The suit is wet in spots, as though he's leaking. His cheeks have sunk into his face. Terrible strange flecks lodge in his moustache and beard. She studies his chest, half-expecting its rise and fall. Sees her child self crawl into his lap and fall asleep to his thumping heart.

Nolan says, “I'll be right outside.” The door closes on the silent cold.
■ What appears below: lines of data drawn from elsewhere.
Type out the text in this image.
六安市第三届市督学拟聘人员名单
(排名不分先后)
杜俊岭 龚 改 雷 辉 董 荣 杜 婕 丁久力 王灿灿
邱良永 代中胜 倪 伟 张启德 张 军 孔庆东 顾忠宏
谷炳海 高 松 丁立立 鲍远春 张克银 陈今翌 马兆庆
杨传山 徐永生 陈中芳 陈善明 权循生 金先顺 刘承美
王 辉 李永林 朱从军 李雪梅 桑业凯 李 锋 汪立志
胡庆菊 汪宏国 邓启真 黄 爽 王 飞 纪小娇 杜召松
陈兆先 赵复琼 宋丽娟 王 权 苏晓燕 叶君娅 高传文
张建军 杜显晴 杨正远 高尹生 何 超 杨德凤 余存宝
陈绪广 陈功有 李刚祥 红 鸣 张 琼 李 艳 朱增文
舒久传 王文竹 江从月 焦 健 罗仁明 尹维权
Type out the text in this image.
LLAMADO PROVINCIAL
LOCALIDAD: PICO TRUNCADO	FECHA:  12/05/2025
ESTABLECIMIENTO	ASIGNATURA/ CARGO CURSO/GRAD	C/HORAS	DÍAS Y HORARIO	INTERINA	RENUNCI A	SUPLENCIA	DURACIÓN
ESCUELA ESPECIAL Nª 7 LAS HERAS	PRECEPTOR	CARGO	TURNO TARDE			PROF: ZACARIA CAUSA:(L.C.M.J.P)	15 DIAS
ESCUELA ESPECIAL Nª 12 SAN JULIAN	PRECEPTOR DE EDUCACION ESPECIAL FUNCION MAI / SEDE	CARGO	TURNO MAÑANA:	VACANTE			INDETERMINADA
She reaches out and lightly touches a hand, bloodless on top, deep purple where it rests on the gurney. The fingers are curled under as though they died scratching the earth. His skin is as alien as the chrysalis he once carried home to demonstrate that life follows death as surely as morning, night. “One day I will shuck this shell,” he said that day, “and emerge on the other side fluttering and swooping among flowers so beautiful they forbid themselves to grow here.”

She wept at that, unable to imagine life without him. Being human is incomplete, he explained, disappointed she couldn't see that. He could leave his body at will, but a craving for whiskey held him back.

Until now.

She swallows a deep breath, holds and releases it, trying to channel his energy. She drinks more air, holds and releases it. She listens with ears and heart.

She never matched his concentration, never lifted the physical veil. Someday she'd summon the will to let the power enter her, he said. When she did she'd be ready to accept the legacy of her grandmother and great-grandmother, who taught him to call forth summer and winter on the harp he was to have played for her this day of Summer Sun Standing.

She rises from the chair and sniffs the length of him. Unwashed hair, stale sweat, urine and feces: the smell of a body abandoned and
a vow forsaken. He's left her alone to care for the child; she and the lad were no longer enough to tether him to the World.

“Could you not wait?” she cries out. She hugs herself to stop her arms from shoving him off the gurney and squeezes until she feels the pulse beneath her fingertips. She empties herself of tears then leans over him until her swollen eyes are level with his deflated ones.

He isn't in there.

She whispers what he had her say each morning: “I am the same and not the same as I was before.”

“As tonight's moon will not return tomorrow,” he'd say, “you will emerge altered after each night's sleep, after each book you read, after each moment you experience.”

She tugs out a strand of his ginger hair for herself and removes the red shoes for Cian. Gives thanks for the hallway's warmth and Nolan leaning against the wall.

“Shouldn't he be buried in those?”

“A butterfly won't be needing shoes.”